Le bond économique kényan

Les réalisations de Mwai Kibaki incluent l'importance économique croissante du Kenya sur les plans régional et international.

À la fin des 24 années de présidence de Daniel arap Moi, la croissance économique avait stagné. Sous Mwai Kibaki, elle a même franchi la barre des 7% en 2004 et est restée constamment positive, malgré la crise économique mondiale et la crise politique intérieure.

Sa formation en économie lui aura été très utile. Sa décision de lever également des impôts dans le secteur informel a particulièrement retenu l'attention de ses compatriotes.

Sur le plan international, Mwai Kibaki a reçu beaucoup d'éloges pour son initiative de rendre l'école primaire de huit ans gratuite. Une loi correspondante est entrée en vigueur la première année de son mandat. En conséquence, le nombre d'élèves du primaire a augmenté de plus de la moitié en 2010.
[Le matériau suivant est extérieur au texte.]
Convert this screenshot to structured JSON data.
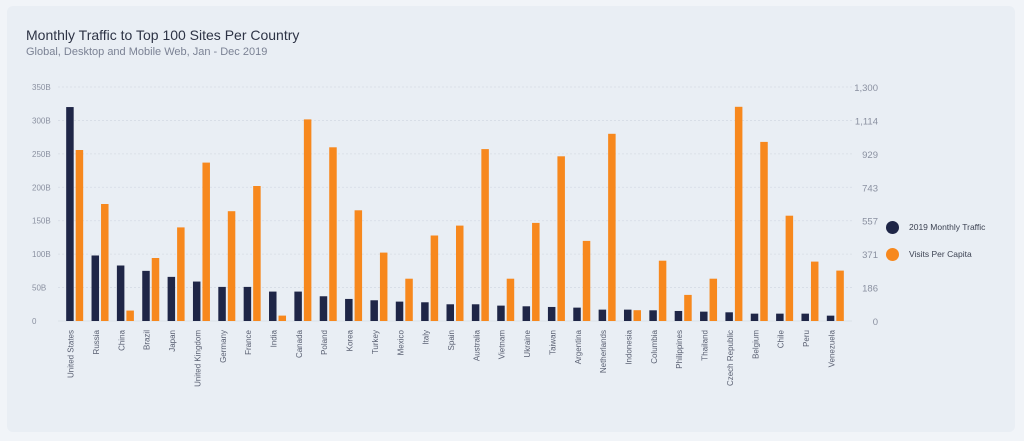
{
  "title": "Monthly Traffic to Top 100 Sites Per Country",
  "subtitle": "Global, Desktop and Mobile Web, Jan - Dec 2019",
  "colors": {
    "traffic": "#1f2647",
    "visits": "#f7881d",
    "grid": "#d6dce5",
    "tick": "#8a90a0"
  },
  "legend": [
    {
      "label": "2019 Monthly Traffic",
      "color": "#1f2647"
    },
    {
      "label": "Visits Per Capita",
      "color": "#f7881d"
    }
  ],
  "chart_data": {
    "type": "bar",
    "title": "Monthly Traffic to Top 100 Sites Per Country",
    "subtitle": "Global, Desktop and Mobile Web, Jan - Dec 2019",
    "categories": [
      "United States",
      "Russia",
      "China",
      "Brazil",
      "Japan",
      "United Kingdom",
      "Germany",
      "France",
      "India",
      "Canada",
      "Poland",
      "Korea",
      "Turkey",
      "Mexico",
      "Italy",
      "Spain",
      "Australia",
      "Vietnam",
      "Ukraine",
      "Taiwan",
      "Argentina",
      "Netherlands",
      "Indonesia",
      "Columbia",
      "Philippines",
      "Thailand",
      "Czech Republic",
      "Belgium",
      "Chile",
      "Peru",
      "Venezuela"
    ],
    "series": [
      {
        "name": "2019 Monthly Traffic",
        "axis": "left",
        "values": [
          320,
          98,
          83,
          75,
          66,
          59,
          51,
          51,
          44,
          44,
          37,
          33,
          31,
          29,
          28,
          25,
          25,
          23,
          22,
          21,
          20,
          17,
          17,
          16,
          15,
          14,
          13,
          11,
          11,
          11,
          8
        ]
      },
      {
        "name": "Visits Per Capita",
        "axis": "right",
        "values": [
          950,
          650,
          58,
          350,
          520,
          880,
          610,
          750,
          30,
          1120,
          965,
          615,
          380,
          235,
          475,
          530,
          955,
          235,
          545,
          915,
          445,
          1040,
          60,
          335,
          145,
          235,
          1190,
          995,
          585,
          330,
          280
        ]
      }
    ],
    "y_left": {
      "min": 0,
      "max": 350,
      "ticks": [
        "0",
        "50B",
        "100B",
        "150B",
        "200B",
        "250B",
        "300B",
        "350B"
      ]
    },
    "y_right": {
      "min": 0,
      "max": 1300,
      "ticks": [
        "0",
        "186",
        "371",
        "557",
        "743",
        "929",
        "1,114",
        "1,300"
      ]
    },
    "grid": true,
    "legend_position": "right"
  }
}
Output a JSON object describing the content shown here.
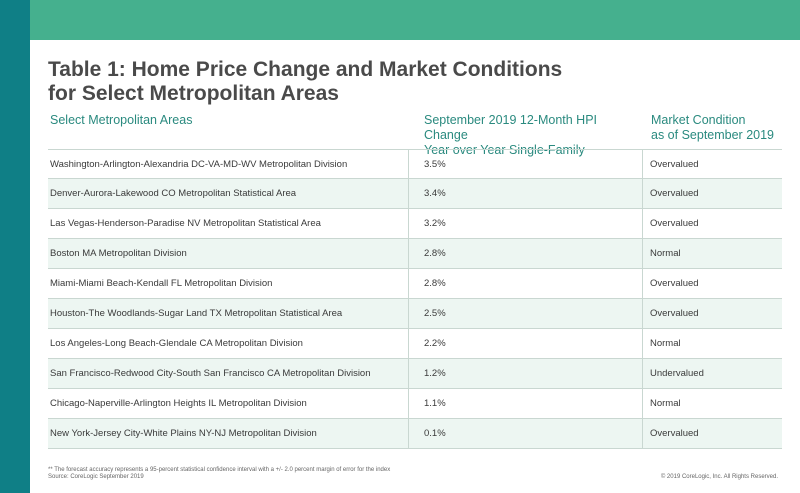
{
  "title_line1": "Table 1: Home Price Change and Market Conditions",
  "title_line2": "for Select Metropolitan Areas",
  "headers": {
    "area": "Select Metropolitan Areas",
    "change_line1": "September 2019 12-Month HPI Change",
    "change_line2": "Year over Year Single-Family",
    "cond_line1": "Market Condition",
    "cond_line2": "as of September 2019"
  },
  "rows": [
    {
      "area": "Washington-Arlington-Alexandria DC-VA-MD-WV Metropolitan Division",
      "change": "3.5%",
      "condition": "Overvalued"
    },
    {
      "area": "Denver-Aurora-Lakewood CO Metropolitan Statistical Area",
      "change": "3.4%",
      "condition": "Overvalued"
    },
    {
      "area": "Las Vegas-Henderson-Paradise NV Metropolitan Statistical Area",
      "change": "3.2%",
      "condition": "Overvalued"
    },
    {
      "area": "Boston MA Metropolitan Division",
      "change": "2.8%",
      "condition": "Normal"
    },
    {
      "area": "Miami-Miami Beach-Kendall FL Metropolitan Division",
      "change": "2.8%",
      "condition": "Overvalued"
    },
    {
      "area": "Houston-The Woodlands-Sugar Land TX Metropolitan Statistical Area",
      "change": "2.5%",
      "condition": "Overvalued"
    },
    {
      "area": "Los Angeles-Long Beach-Glendale CA Metropolitan Division",
      "change": "2.2%",
      "condition": "Normal"
    },
    {
      "area": "San Francisco-Redwood City-South San Francisco CA Metropolitan Division",
      "change": "1.2%",
      "condition": "Undervalued"
    },
    {
      "area": "Chicago-Naperville-Arlington Heights IL Metropolitan Division",
      "change": "1.1%",
      "condition": "Normal"
    },
    {
      "area": "New York-Jersey City-White Plains NY-NJ Metropolitan Division",
      "change": "0.1%",
      "condition": "Overvalued"
    }
  ],
  "footnote_line1": "** The forecast accuracy represents a 95-percent statistical confidence interval with a +/- 2.0 percent margin of error for the index",
  "footnote_line2": "Source: CoreLogic September 2019",
  "copyright": "© 2019 CoreLogic, Inc. All Rights Reserved.",
  "colors": {
    "top_band": "#45b08e",
    "left_band": "#0f7f86",
    "header_text": "#2a8a7f",
    "row_shade": "#edf6f2"
  }
}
Après avoir quitté la présidence, Mwai Kibaki ne s'exprimait plus. Les informations sur la détérioration de son état de santé n'ont guère été rendues publiques.

Uhuru Kenyatta, qui a été élu président en 2013, a annoncé ce vendredi (22.04.2022) la mort de Mwai Kibaki. Il a salué les services rendus par Mwai Kibaki à la nation et l'a reconnu comme un père de famille dévoué, un golfeur passionné et un véritable ami pour beaucoup. "Son esprit, son héritage, ses valeurs et ses idéaux demeurent en chacun de nous", a affirmé Uhuru Kenyatta.